Cette année la revendication qui était portée par 430 ONG à travers le monde sous la forme d’une lettre ouverte envoyée au Secrétaire Général des Nations-Unies, Ban-Ki Moon et aux responsables des Agences concernées des NU, avait en outre recueilli les signatures de Hauts-Fonctionnaires et/ou d’expert-e-s auprès de ces Agences.

Les auteurs de la lettre ouverte soulignent que les IVG « à risque » se traduisent chaque année par la mort de 44.000 femmes, ce qui représente environ 15% de la mortalité maternelle. Ainsi, depuis 1994, date de la Conférence mondiale du Caire sur Population et Développement, 1 million de femmes sont mortes. En outre, en 2012, 6,9 millions de femmes ont été traitées dans les pays en voie de développement pour des complications graves suite à ces IVG à risque, ce qui a coûté aux systèmes de santé 232 millions de dollars.
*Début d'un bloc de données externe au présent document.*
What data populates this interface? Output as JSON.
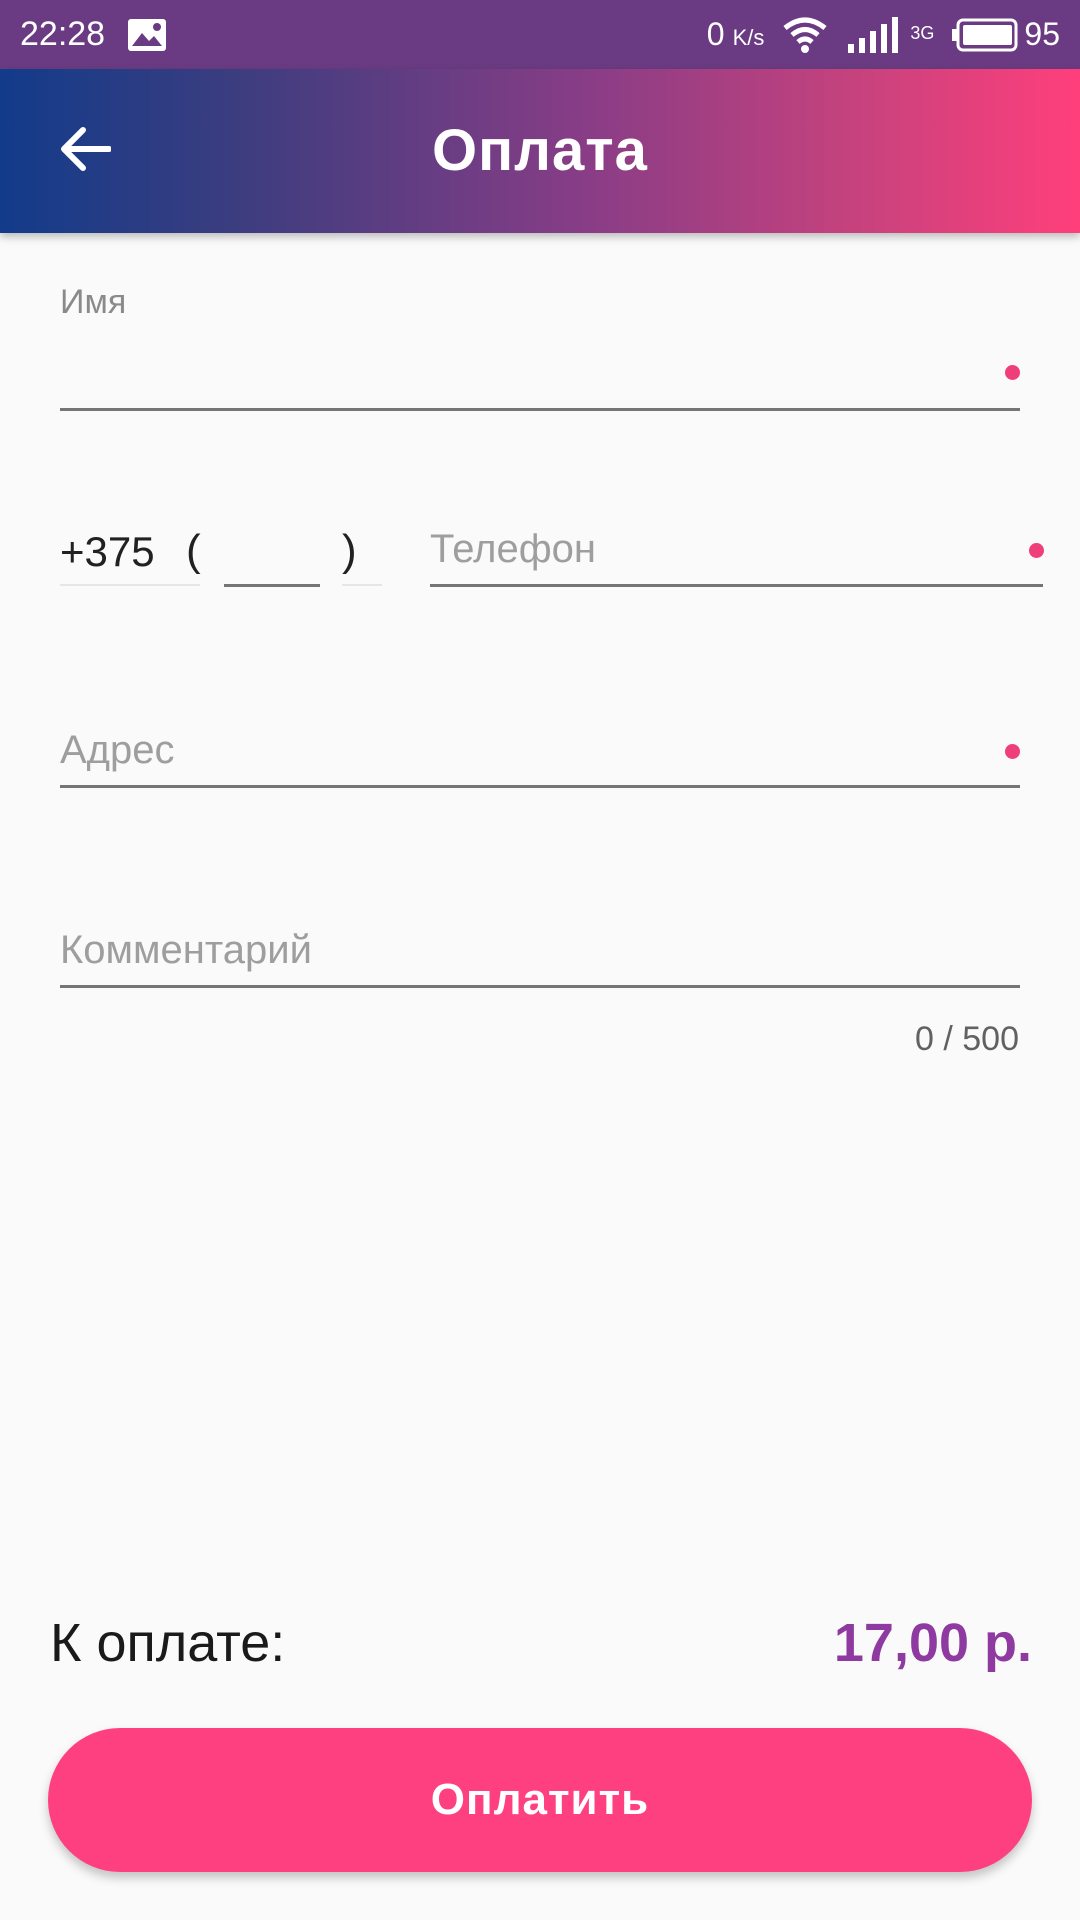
{
  "status_bar": {
    "time": "22:28",
    "speed_value": "0",
    "speed_unit": "K/s",
    "net_type": "3G",
    "battery": "95",
    "icons": [
      "gallery-icon",
      "wifi-icon",
      "signal-icon",
      "battery-icon"
    ]
  },
  "app_bar": {
    "title": "Оплата",
    "back_icon": "arrow-left-icon"
  },
  "form": {
    "name": {
      "label": "Имя",
      "value": ""
    },
    "phone": {
      "prefix": "+375",
      "open_paren": "(",
      "close_paren": ")",
      "code_value": "",
      "placeholder": "Телефон"
    },
    "address": {
      "placeholder": "Адрес"
    },
    "comment": {
      "placeholder": "Комментарий",
      "counter": "0 / 500"
    }
  },
  "total": {
    "label": "К оплате:",
    "amount": "17,00 р."
  },
  "pay_button": {
    "label": "Оплатить"
  },
  "colors": {
    "accent": "#ff4080",
    "price": "#8e3aa0",
    "required_dot": "#ef3f7b"
  }
}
Insensibles à l’horreur de ces constats, les anti-IVG avaient lancé une pétition qui a recueilli 170.000 signatures : résultat finalement modeste comparé à leurs moyens financiers et à leurs réseaux.

Droit fondamental ou prérogative nationale ?
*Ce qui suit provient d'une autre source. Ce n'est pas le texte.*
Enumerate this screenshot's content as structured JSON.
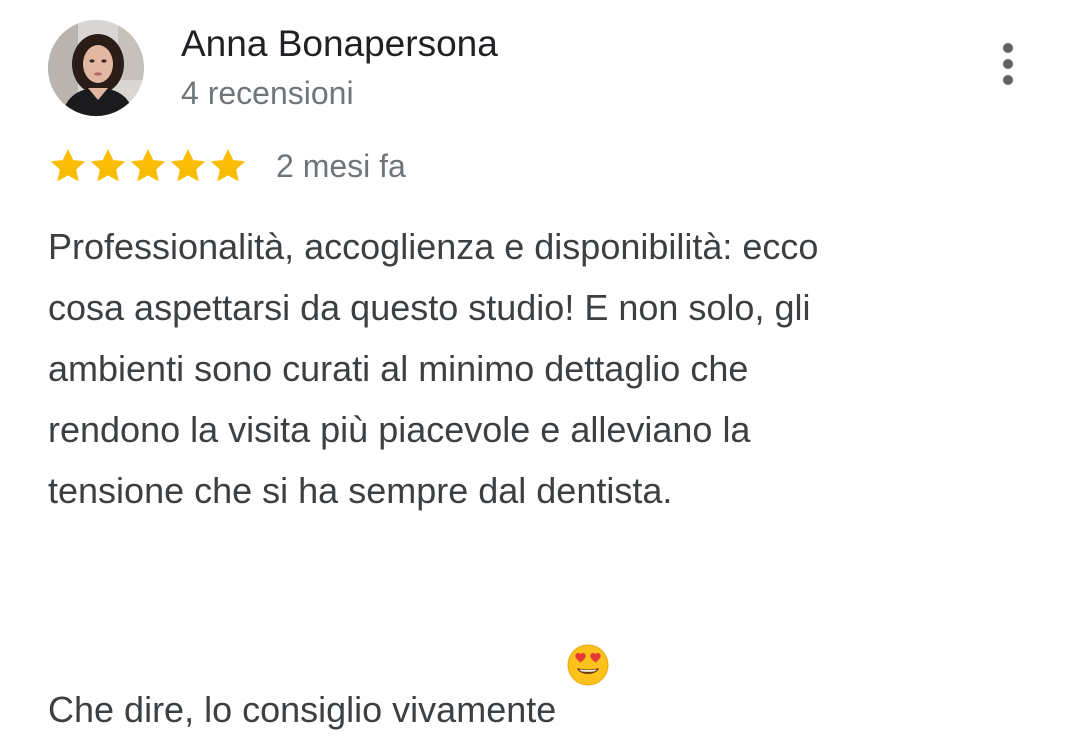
{
  "review": {
    "author_name": "Anna Bonapersona",
    "review_count": "4 recensioni",
    "rating": 5,
    "rating_max": 5,
    "date": "2 mesi fa",
    "text_paragraph_1": "Professionalità, accoglienza e disponibilità: ecco\ncosa aspettarsi da questo studio! E non solo, gli\nambienti sono curati al minimo dettaglio che\nrendono la visita più piacevole e alleviano la\ntensione che si ha sempre dal dentista.",
    "text_paragraph_2": "Che dire, lo consiglio vivamente",
    "trailing_emoji": "smiling-face-with-heart-eyes"
  },
  "icons": {
    "avatar": "user-avatar-photo",
    "more": "more-vert-icon",
    "star": "star-icon"
  },
  "colors": {
    "star": "#fbbc04",
    "name": "#202124",
    "secondary": "#70757a",
    "body": "#3c4043"
  }
}
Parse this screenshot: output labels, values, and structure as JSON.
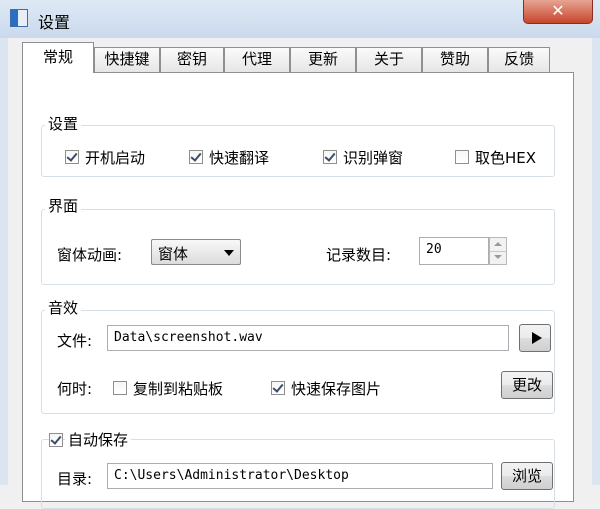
{
  "window": {
    "title": "设置",
    "close_label": "✕"
  },
  "tabs": [
    {
      "label": "常规",
      "active": true
    },
    {
      "label": "快捷键"
    },
    {
      "label": "密钥"
    },
    {
      "label": "代理"
    },
    {
      "label": "更新"
    },
    {
      "label": "关于"
    },
    {
      "label": "赞助"
    },
    {
      "label": "反馈"
    }
  ],
  "settings": {
    "title": "设置",
    "startup": {
      "label": "开机启动",
      "checked": true
    },
    "quick_translate": {
      "label": "快速翻译",
      "checked": true
    },
    "recognize_popup": {
      "label": "识别弹窗",
      "checked": true
    },
    "pick_color_hex": {
      "label": "取色HEX",
      "checked": false
    }
  },
  "interface": {
    "title": "界面",
    "animation_label": "窗体动画:",
    "animation_value": "窗体",
    "record_count_label": "记录数目:",
    "record_count_value": "20"
  },
  "sound": {
    "title": "音效",
    "file_label": "文件:",
    "file_value": "Data\\screenshot.wav",
    "when_label": "何时:",
    "copy_clipboard": {
      "label": "复制到粘贴板",
      "checked": false
    },
    "quick_save_image": {
      "label": "快速保存图片",
      "checked": true
    },
    "change_label": "更改"
  },
  "autosave": {
    "title": "自动保存",
    "checked": true,
    "dir_label": "目录:",
    "dir_value": "C:\\Users\\Administrator\\Desktop",
    "browse_label": "浏览"
  }
}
Si l’on s’en tient à la « logique » des Nations Unies, les anti-IVG avaient un argument imparable : l’accès à l’IVG n’a pas été reconnu comme un droit fondamental dans les textes onusiens. Rappelons que la conférence mondiale population et développement du Caire citée plus haut, sous l’influence du Vatican et avec l’appui des dictatures islamistes, avait conclu que les législations sur l’IVG ne pouvaient être modifiées qu’au niveau local ou national, autrement dit qu’il ne s’agissait pas d’un droit fondamental. Ces conclusions avaient été réaffirmées lors de la conférence de Pékin 95, puis 20 ans plus tard à New York.

De cet échec il faut tirer une leçon : 450 ONG, représentant à travers le monde la défense du droit fondamental de chaque femme, quelle que soit sa culture et sa religion, à accéder à des services sûrs d’IVG, doivent pouvoir peser davantage que les lobbyistes anti-IVG. Mais à une condition : décider que ce combat-là est la priorité des priorités des associations féministes quelles que soient leurs créneaux d’action (violences, travail, culture, …).

Il faut que les participant-e-s aux réunions internationales cessent de se laisser imposer un agenda qui disperse leur attention et les divise. Il est tout aussi important d’envisager des actions spectaculaires au niveau international à commencer par l’Europe qui ne pourra peser sur les Nations Unies que si elle est unie sur cette question et si on obtient que les droits sexuels et reproductifs soient inclus dans la Charte des Droits Fondamentaux de l’Union Européenne.

Les actions menées pour soutenir les Espagnoles, et aujourd’hui les Polonaises sont un premier pas dans ce sens.